As radioactive dating is currently unavailable in Egypt, Dr Aboul Kheir and his colleagues use a less accurate method known as “relative dating” which involves taking rocks from a formation, washing them with specific chemicals and studying what kind of microorganisms are released.
Each microorganism can be dated back to an approximate period of Earth’s history.
Despite only opening three years ago, New Valley University and its vertebrate palaeontology centre have made a remarkable number of discoveries — a testament to how rich the area is with Upper Cretaceous relics, Dr Aboul Kheir said.
“Every time we find a new fossil, it is an indescribably good feeling. When we bring it back to the university, all the students and faculty cheer because it’s a win for them, too.”

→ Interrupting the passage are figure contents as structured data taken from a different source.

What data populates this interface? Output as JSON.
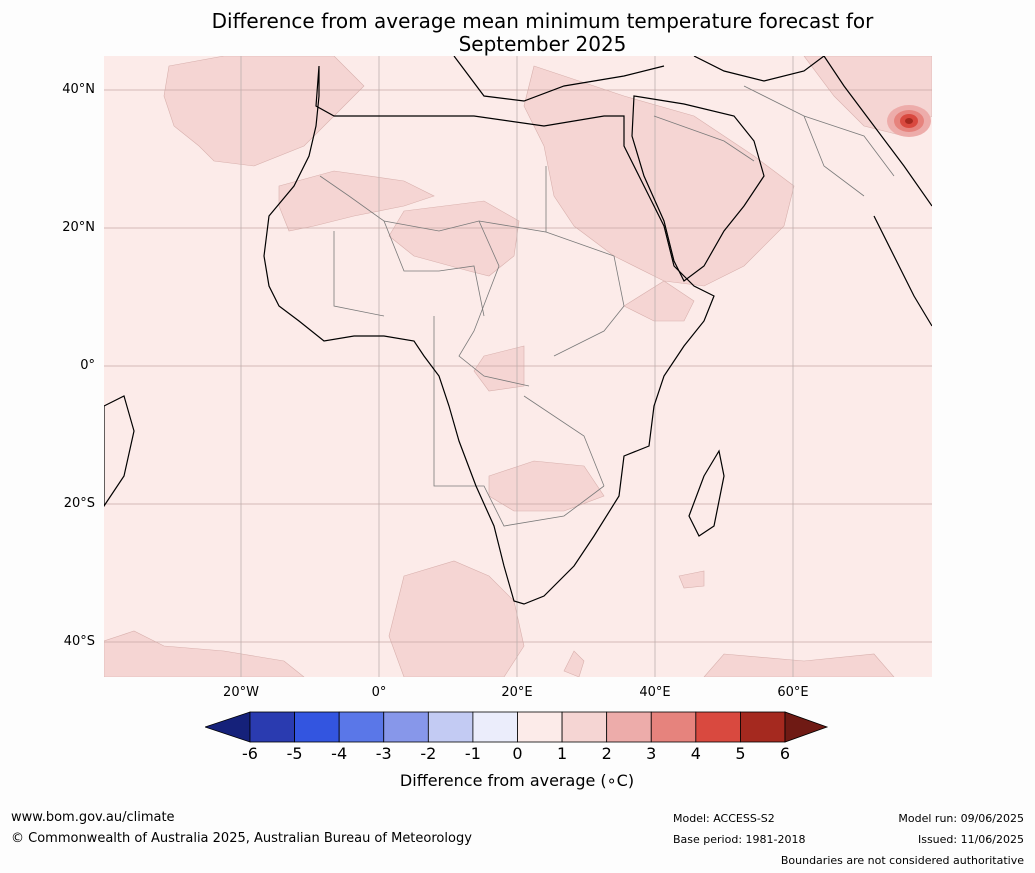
{
  "title_line1": "Difference from average mean minimum temperature forecast for",
  "title_line2": "September 2025",
  "lat_labels": [
    "40°N",
    "20°N",
    "0°",
    "20°S",
    "40°S"
  ],
  "lon_labels": [
    "20°W",
    "0°",
    "20°E",
    "40°E",
    "60°E"
  ],
  "colorbar": {
    "ticks": [
      "-6",
      "-5",
      "-4",
      "-3",
      "-2",
      "-1",
      "0",
      "1",
      "2",
      "3",
      "4",
      "5",
      "6"
    ],
    "colors": [
      "#15217a",
      "#2a3bb0",
      "#3355e0",
      "#5a77e8",
      "#8797ea",
      "#c3cbf3",
      "#ebedfb",
      "#fcebe9",
      "#f5d5d3",
      "#edacaa",
      "#e6837d",
      "#d9493f",
      "#a5291f",
      "#6f1a14"
    ],
    "label": "Difference from average (∘C)"
  },
  "footer": {
    "website": "www.bom.gov.au/climate",
    "copyright": "© Commonwealth of Australia 2025, Australian Bureau of Meteorology",
    "model": "Model: ACCESS-S2",
    "base_period": "Base period: 1981-2018",
    "model_run": "Model run: 09/06/2025",
    "issued": "Issued: 11/06/2025",
    "disclaimer": "Boundaries are not considered authoritative"
  }
}
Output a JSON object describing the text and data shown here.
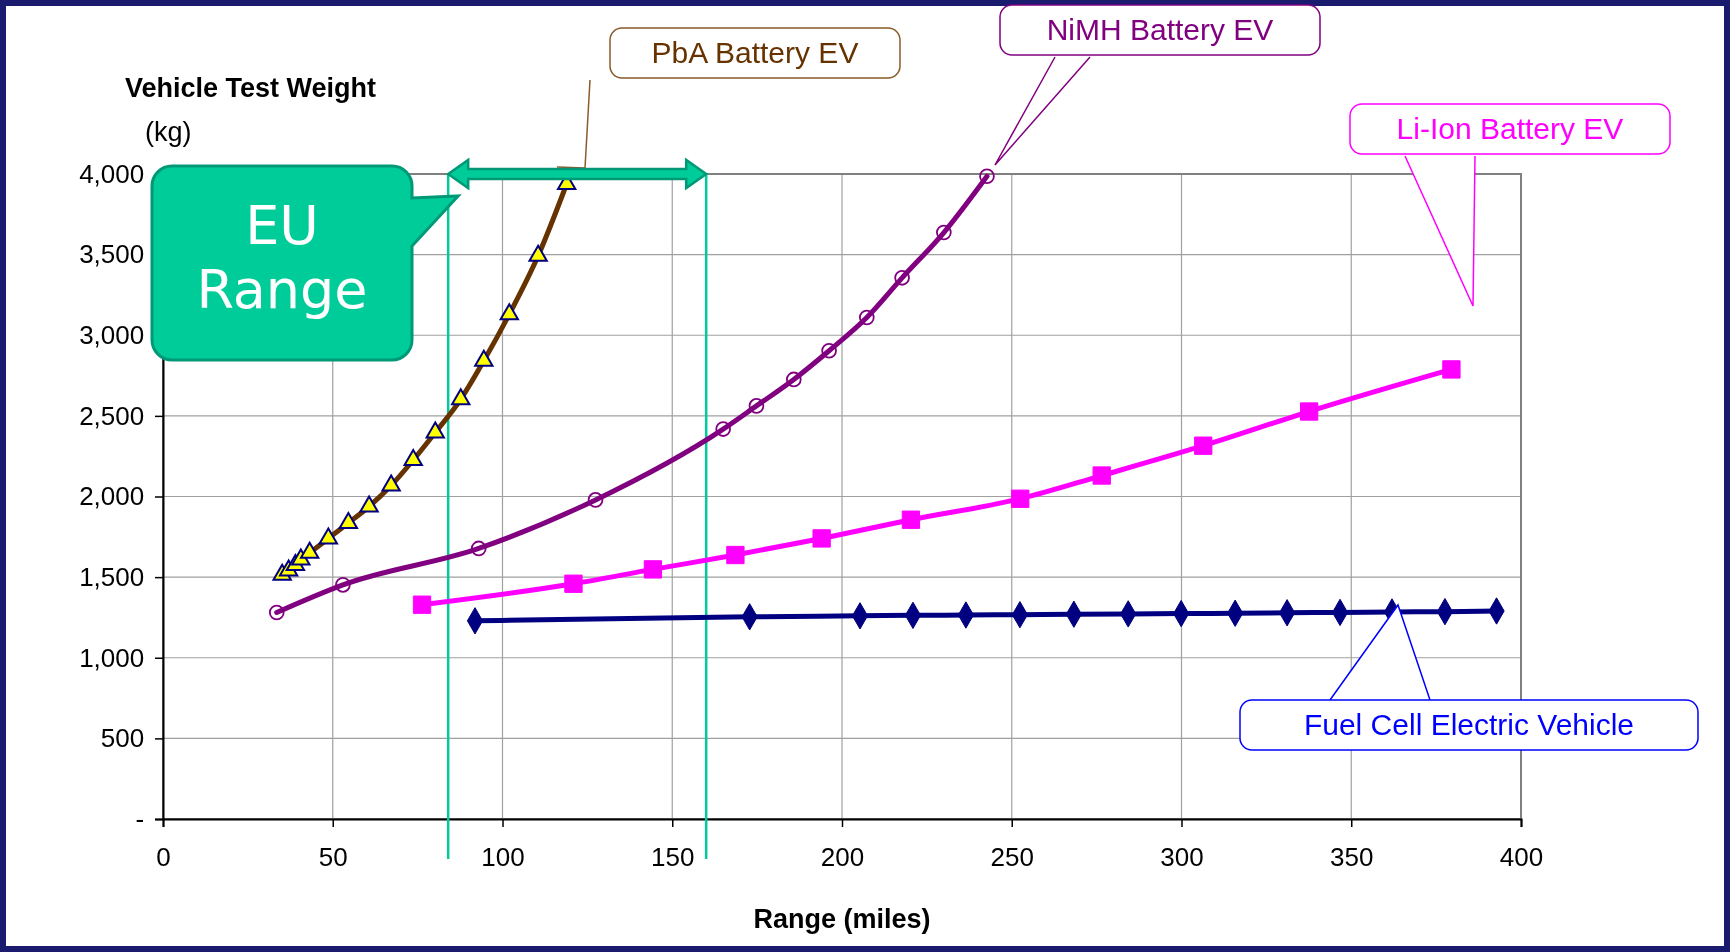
{
  "chart_data": {
    "type": "line",
    "ylabel": "Vehicle Test Weight\n(kg)",
    "xlabel": "Range (miles)",
    "xlim": [
      0,
      400
    ],
    "xticks": [
      0,
      50,
      100,
      150,
      200,
      250,
      300,
      350,
      400
    ],
    "ylim": [
      0,
      4000
    ],
    "yticks": [
      {
        "value": 0,
        "label": "-"
      },
      500,
      {
        "value": 1000,
        "label": "1,000"
      },
      {
        "value": 1500,
        "label": "1,500"
      },
      {
        "value": 2000,
        "label": "2,000"
      },
      {
        "value": 2500,
        "label": "2,500"
      },
      {
        "value": 3000,
        "label": "3,000"
      },
      {
        "value": 3500,
        "label": "3,500"
      },
      {
        "value": 4000,
        "label": "4,000"
      }
    ],
    "grid": true,
    "legend": false,
    "series": [
      {
        "name": "PbA Battery EV",
        "color": "#663300",
        "marker": "triangle",
        "x": [
          35.1,
          37.0,
          39.0,
          40.6,
          43.2,
          48.7,
          54.6,
          60.7,
          67.2,
          73.7,
          80.2,
          87.7,
          94.5,
          102,
          110.5,
          118.9
        ],
        "values": [
          1514,
          1541,
          1575,
          1610,
          1651,
          1740,
          1836,
          1938,
          2068,
          2226,
          2397,
          2603,
          2842,
          3130,
          3493,
          3938
        ]
      },
      {
        "name": "NiMH Battery EV",
        "color": "#800080",
        "marker": "circle",
        "x": [
          33.5,
          53,
          93,
          127.4,
          165,
          174.8,
          185.8,
          196.2,
          207.3,
          217.7,
          230,
          242.7
        ],
        "values": [
          1281,
          1452,
          1678,
          1979,
          2418,
          2562,
          2726,
          2904,
          3110,
          3356,
          3637,
          3986
        ]
      },
      {
        "name": "Li-Ion Battery EV",
        "color": "#ff00ff",
        "marker": "square",
        "x": [
          76.3,
          120.9,
          144.3,
          168.6,
          194,
          220.3,
          252.5,
          276.5,
          306.4,
          337.6,
          379.5
        ],
        "values": [
          1329,
          1459,
          1548,
          1637,
          1740,
          1856,
          1986,
          2130,
          2315,
          2527,
          2788
        ]
      },
      {
        "name": "Fuel Cell Electric Vehicle",
        "color": "#000080",
        "marker": "diamond",
        "x": [
          91.9,
          172.8,
          205.3,
          220.9,
          236.5,
          252.4,
          268.3,
          284.3,
          299.9,
          315.8,
          331.1,
          346.7,
          362,
          377.6,
          392.8
        ],
        "values": [
          1229,
          1254,
          1260,
          1263,
          1265,
          1267,
          1270,
          1272,
          1274,
          1276,
          1279,
          1281,
          1284,
          1286,
          1290
        ]
      }
    ],
    "ref_lines": [
      {
        "axis": "x",
        "value": 84,
        "color": "#00cc99"
      },
      {
        "axis": "x",
        "value": 160,
        "color": "#00cc99"
      }
    ],
    "annotations": [
      {
        "text": "EU Range",
        "x": 84,
        "y": 4000
      }
    ]
  }
}
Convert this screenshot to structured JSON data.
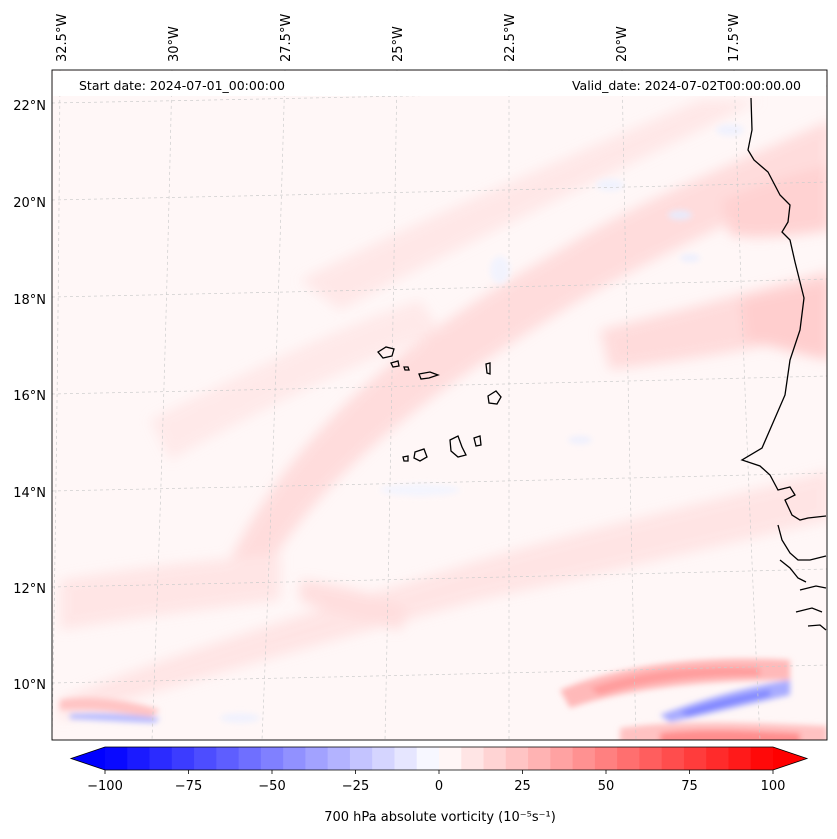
{
  "header": {
    "start_date": "Start date: 2024-07-01_00:00:00",
    "valid_date": "Valid_date: 2024-07-02T00:00:00.00"
  },
  "lon_labels": [
    "32.5°W",
    "30°W",
    "27.5°W",
    "25°W",
    "22.5°W",
    "20°W",
    "17.5°W"
  ],
  "lat_labels": [
    "22°N",
    "20°N",
    "18°N",
    "16°N",
    "14°N",
    "12°N",
    "10°N"
  ],
  "colorbar": {
    "ticks": [
      -100,
      -75,
      -50,
      -25,
      0,
      25,
      50,
      75,
      100
    ],
    "tick_labels": [
      "−100",
      "−75",
      "−50",
      "−25",
      "0",
      "25",
      "50",
      "75",
      "100"
    ],
    "range": [
      -100,
      100
    ],
    "levels": 30,
    "label": "700 hPa absolute vorticity (10⁻⁵s⁻¹)",
    "cmap": {
      "low": "#0000ff",
      "mid": "#ffffff",
      "high": "#ff0000"
    }
  },
  "colors": {
    "coastline": "#000000",
    "gridline": "#cccccc",
    "frame": "#000000"
  }
}
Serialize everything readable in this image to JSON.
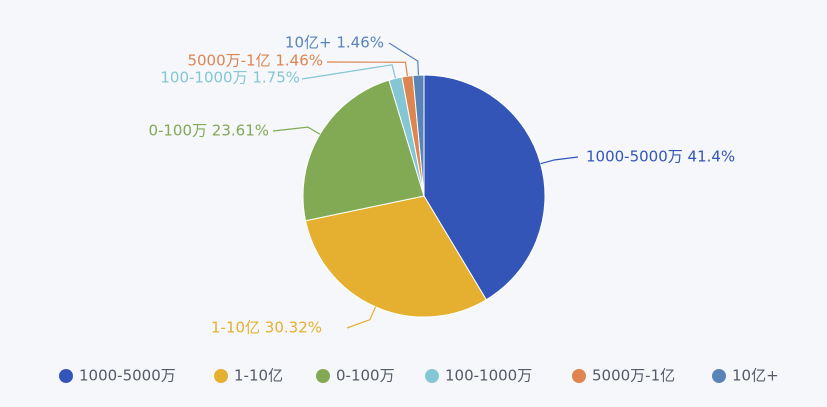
{
  "chart_data": {
    "type": "pie",
    "slices": [
      {
        "name": "1000-5000万",
        "value": 41.4,
        "label": "1000-5000万 41.4%",
        "color": "#3355b8"
      },
      {
        "name": "1-10亿",
        "value": 30.32,
        "label": "1-10亿 30.32%",
        "color": "#e5b02f"
      },
      {
        "name": "0-100万",
        "value": 23.61,
        "label": "0-100万 23.61%",
        "color": "#82aa55"
      },
      {
        "name": "100-1000万",
        "value": 1.75,
        "label": "100-1000万 1.75%",
        "color": "#84c6d3"
      },
      {
        "name": "5000万-1亿",
        "value": 1.46,
        "label": "5000万-1亿 1.46%",
        "color": "#dd8550"
      },
      {
        "name": "10亿+",
        "value": 1.46,
        "label": "10亿+ 1.46%",
        "color": "#5884b8"
      }
    ],
    "legend_position": "bottom"
  }
}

Through the use of radar equipment, the team have found several other sites in the Western Desert that they believe could contain more fossilised remains. Dr Aboul Kheir said imaging has shown a great deal of reptile fossils.
“We have been trying to increase our co-operation with the state for more funds and we are making some strides. The municipal government just allocated the lands we’re working on for research purposes, which will make our lives a lot easier,” he said.
Still, the country’s palaeontology sector is seriously underfunded, which Dr Aboul Kheir called a shame, as there “are some very promising parts of Egypt that need to be further explored”, such as the agricultural province of Fayoum, where palaeontologists discovered prehistoric whale remains.